Regular expression matching performance

Fri Jun 9 12:06:53 EDT 2000

I'm a relative newbie to python, and have been rewriting a fairly simple
perl program in python, mainly because I like python much better for
structural and engineering reasons. The pythonprogram runsmuch more slowly
then the perl program, and I set out to find out why. The  python profiler
revealed the program was spending most if its time in regular expression
matching, so I decided to find out if this was very much slower than perl. 

I do not want to start any flame wars, and forgive me if this does, but I
would like suggestions if I have missed any obvious tricks here or made
any obvious mistakes. I did try to streamline the python by taking the
suggestions from one of the performance notes, which is why the search
function is called indirectly using the 'findit' variable.

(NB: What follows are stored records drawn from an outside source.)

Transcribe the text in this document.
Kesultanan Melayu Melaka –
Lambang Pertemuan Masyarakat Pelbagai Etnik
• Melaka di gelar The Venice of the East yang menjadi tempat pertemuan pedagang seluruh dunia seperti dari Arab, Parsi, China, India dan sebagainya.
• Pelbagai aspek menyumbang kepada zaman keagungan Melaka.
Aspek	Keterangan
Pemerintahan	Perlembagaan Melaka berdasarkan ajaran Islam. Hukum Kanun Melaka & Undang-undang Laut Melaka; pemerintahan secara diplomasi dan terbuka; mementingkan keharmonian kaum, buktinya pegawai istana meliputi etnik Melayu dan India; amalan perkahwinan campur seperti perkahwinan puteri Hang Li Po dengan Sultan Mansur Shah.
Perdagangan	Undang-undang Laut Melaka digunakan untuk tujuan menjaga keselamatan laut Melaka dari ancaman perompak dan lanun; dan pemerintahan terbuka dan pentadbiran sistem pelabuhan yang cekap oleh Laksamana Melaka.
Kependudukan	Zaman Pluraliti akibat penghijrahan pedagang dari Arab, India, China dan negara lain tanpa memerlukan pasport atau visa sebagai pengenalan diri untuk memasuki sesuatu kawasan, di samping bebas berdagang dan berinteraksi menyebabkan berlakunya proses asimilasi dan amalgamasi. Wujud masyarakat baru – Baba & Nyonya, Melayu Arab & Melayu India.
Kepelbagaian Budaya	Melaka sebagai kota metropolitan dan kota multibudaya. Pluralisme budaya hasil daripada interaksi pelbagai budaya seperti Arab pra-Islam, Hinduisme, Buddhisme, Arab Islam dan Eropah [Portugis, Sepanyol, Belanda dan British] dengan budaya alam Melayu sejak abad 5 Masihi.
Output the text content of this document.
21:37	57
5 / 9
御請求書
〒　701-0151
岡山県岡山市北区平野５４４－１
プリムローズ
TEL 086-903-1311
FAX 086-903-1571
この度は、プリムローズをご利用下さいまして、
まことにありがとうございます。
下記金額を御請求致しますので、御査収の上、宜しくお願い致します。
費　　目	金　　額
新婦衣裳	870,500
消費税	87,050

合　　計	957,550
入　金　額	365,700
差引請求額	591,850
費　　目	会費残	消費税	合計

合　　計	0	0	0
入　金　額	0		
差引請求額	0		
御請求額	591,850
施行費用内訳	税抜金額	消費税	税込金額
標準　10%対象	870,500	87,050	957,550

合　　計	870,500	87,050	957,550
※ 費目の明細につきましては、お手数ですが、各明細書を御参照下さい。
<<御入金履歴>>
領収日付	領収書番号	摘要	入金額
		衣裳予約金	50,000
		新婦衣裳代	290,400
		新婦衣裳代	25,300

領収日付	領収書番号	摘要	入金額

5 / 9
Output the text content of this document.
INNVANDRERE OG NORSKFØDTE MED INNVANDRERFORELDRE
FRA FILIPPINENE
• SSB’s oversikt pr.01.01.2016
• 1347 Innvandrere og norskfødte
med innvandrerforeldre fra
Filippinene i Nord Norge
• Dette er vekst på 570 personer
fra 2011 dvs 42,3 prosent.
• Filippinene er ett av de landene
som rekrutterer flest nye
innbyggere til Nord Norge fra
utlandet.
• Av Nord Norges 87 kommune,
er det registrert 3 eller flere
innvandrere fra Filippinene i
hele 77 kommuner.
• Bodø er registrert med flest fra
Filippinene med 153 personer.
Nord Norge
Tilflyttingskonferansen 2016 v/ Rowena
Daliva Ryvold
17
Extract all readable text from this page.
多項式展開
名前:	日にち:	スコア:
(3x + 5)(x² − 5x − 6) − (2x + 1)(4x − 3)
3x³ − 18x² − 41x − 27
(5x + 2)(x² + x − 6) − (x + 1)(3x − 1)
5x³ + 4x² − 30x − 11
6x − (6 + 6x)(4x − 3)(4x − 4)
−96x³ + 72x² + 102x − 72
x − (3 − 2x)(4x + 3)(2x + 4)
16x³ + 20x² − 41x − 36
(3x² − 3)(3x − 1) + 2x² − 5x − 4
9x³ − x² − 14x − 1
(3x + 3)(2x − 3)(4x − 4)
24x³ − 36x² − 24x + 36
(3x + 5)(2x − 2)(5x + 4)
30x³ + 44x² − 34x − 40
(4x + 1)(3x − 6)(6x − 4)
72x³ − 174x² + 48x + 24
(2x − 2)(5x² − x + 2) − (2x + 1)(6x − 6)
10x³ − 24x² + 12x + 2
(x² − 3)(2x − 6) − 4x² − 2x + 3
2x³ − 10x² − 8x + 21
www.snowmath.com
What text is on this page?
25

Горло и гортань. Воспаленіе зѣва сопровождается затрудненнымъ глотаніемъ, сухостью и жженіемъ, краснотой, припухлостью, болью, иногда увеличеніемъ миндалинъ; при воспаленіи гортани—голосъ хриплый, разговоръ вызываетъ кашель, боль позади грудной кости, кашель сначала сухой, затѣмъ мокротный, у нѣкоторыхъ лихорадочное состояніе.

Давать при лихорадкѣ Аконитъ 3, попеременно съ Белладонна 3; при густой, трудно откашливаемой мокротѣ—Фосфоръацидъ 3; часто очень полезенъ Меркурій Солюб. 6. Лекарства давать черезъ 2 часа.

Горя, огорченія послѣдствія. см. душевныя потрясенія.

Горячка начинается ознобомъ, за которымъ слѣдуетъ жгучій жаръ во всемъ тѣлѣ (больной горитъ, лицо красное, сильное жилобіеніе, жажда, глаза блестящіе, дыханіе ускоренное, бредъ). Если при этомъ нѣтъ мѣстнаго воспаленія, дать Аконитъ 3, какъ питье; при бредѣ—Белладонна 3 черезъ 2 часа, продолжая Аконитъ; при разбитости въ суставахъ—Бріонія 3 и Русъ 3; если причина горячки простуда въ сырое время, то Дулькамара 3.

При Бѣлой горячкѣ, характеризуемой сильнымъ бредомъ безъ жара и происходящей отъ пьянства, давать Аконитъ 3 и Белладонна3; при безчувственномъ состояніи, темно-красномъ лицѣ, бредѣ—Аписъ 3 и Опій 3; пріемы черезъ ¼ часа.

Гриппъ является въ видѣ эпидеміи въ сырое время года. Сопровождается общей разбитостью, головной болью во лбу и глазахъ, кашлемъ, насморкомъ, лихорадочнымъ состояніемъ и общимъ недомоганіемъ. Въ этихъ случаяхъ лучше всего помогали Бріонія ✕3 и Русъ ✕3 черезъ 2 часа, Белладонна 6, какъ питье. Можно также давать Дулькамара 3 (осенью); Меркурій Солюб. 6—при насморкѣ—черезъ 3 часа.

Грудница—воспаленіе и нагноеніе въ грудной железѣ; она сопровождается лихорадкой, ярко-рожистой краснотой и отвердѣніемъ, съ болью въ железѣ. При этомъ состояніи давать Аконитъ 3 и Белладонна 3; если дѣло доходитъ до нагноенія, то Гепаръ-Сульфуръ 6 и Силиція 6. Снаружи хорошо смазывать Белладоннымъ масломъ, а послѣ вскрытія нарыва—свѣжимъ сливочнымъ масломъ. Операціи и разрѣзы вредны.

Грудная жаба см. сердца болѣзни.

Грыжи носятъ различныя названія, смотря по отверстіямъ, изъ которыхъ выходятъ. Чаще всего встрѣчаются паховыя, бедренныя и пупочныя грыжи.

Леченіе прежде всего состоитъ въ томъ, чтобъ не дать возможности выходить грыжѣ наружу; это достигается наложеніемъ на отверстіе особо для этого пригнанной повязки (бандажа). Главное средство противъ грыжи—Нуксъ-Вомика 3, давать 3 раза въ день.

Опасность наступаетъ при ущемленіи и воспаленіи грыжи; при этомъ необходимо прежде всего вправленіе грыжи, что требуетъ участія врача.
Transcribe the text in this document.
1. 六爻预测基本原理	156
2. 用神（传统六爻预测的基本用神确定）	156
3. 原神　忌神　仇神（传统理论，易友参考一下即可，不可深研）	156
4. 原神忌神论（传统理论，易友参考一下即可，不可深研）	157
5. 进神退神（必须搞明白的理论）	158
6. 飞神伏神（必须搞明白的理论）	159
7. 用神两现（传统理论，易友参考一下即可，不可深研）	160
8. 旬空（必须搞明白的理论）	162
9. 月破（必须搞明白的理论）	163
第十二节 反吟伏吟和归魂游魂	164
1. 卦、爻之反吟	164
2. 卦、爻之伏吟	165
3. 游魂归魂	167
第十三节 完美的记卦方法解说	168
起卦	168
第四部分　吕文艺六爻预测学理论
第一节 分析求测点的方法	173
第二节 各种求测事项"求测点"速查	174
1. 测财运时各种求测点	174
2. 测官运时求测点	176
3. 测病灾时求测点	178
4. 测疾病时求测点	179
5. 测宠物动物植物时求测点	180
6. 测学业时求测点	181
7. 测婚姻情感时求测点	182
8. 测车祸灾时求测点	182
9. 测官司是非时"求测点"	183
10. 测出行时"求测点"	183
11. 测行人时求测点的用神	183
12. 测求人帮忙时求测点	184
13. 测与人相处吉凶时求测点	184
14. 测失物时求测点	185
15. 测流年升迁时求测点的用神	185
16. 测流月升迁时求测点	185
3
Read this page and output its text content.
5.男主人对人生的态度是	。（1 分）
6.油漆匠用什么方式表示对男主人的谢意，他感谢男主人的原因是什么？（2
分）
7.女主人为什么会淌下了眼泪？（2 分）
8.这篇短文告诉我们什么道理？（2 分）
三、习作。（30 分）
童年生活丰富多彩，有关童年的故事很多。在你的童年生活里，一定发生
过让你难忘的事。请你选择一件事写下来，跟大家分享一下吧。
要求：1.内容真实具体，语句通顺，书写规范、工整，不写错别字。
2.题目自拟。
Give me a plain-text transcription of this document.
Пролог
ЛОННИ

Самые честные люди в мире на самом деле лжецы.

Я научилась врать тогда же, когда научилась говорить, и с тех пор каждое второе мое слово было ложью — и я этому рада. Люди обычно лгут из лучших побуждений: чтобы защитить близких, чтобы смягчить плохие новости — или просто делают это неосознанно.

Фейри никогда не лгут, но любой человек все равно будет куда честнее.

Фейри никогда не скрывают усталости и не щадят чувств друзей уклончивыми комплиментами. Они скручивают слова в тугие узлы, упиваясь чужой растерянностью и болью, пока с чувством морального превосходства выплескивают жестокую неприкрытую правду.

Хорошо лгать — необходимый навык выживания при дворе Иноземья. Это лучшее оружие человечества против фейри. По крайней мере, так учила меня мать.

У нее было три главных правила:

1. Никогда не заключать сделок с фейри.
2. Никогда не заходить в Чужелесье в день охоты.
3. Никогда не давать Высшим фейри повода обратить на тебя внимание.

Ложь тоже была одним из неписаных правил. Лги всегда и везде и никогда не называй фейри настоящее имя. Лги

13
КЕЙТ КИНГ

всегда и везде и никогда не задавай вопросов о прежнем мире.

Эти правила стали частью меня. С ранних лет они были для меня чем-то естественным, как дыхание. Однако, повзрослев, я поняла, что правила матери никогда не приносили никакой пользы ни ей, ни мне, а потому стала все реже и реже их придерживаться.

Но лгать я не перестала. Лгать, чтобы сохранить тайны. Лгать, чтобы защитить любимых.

I wrote two simple test programs, one in perl and one in python. All they
do is read a text file and search for a regular expression, line by line.
Here are the programs: 

File match.pl:
--------------

#!/usr/local/bin/perl

while (<>) {
        /\s+J2\.2I\s+(\d+).+Loopback.+Alt\s+=\s+(\d+).+/;
}

File match.py:
--------------
#!/home/u8/jhz/tcl/Python-1.5.2c1/python -O

import re
import fileinput

j2_2_exp = re.compile(
        r"\s+J2\.2I\s+(\d+).+Loopback.+Alt\s+=\s+(\d+).+" )

findit=j2_2_exp.search

def runem():
        for line in fileinput.input():
                findit(line)

runem()

Here are the timings:

aplexus 1/42> time match.pl art.txt.n
0.27u 0.02s 0:00.29 100.0%

aplexus 1/43> time match.py art.txt.n
13.51u 0.06s 0:14.83 91.5%

I have a fairly large set of files to process and as it stands I can't
effectively use python. 

============================
John H. Zouck 
The Johns Hopkins University
Applied Physics Laboratory
============================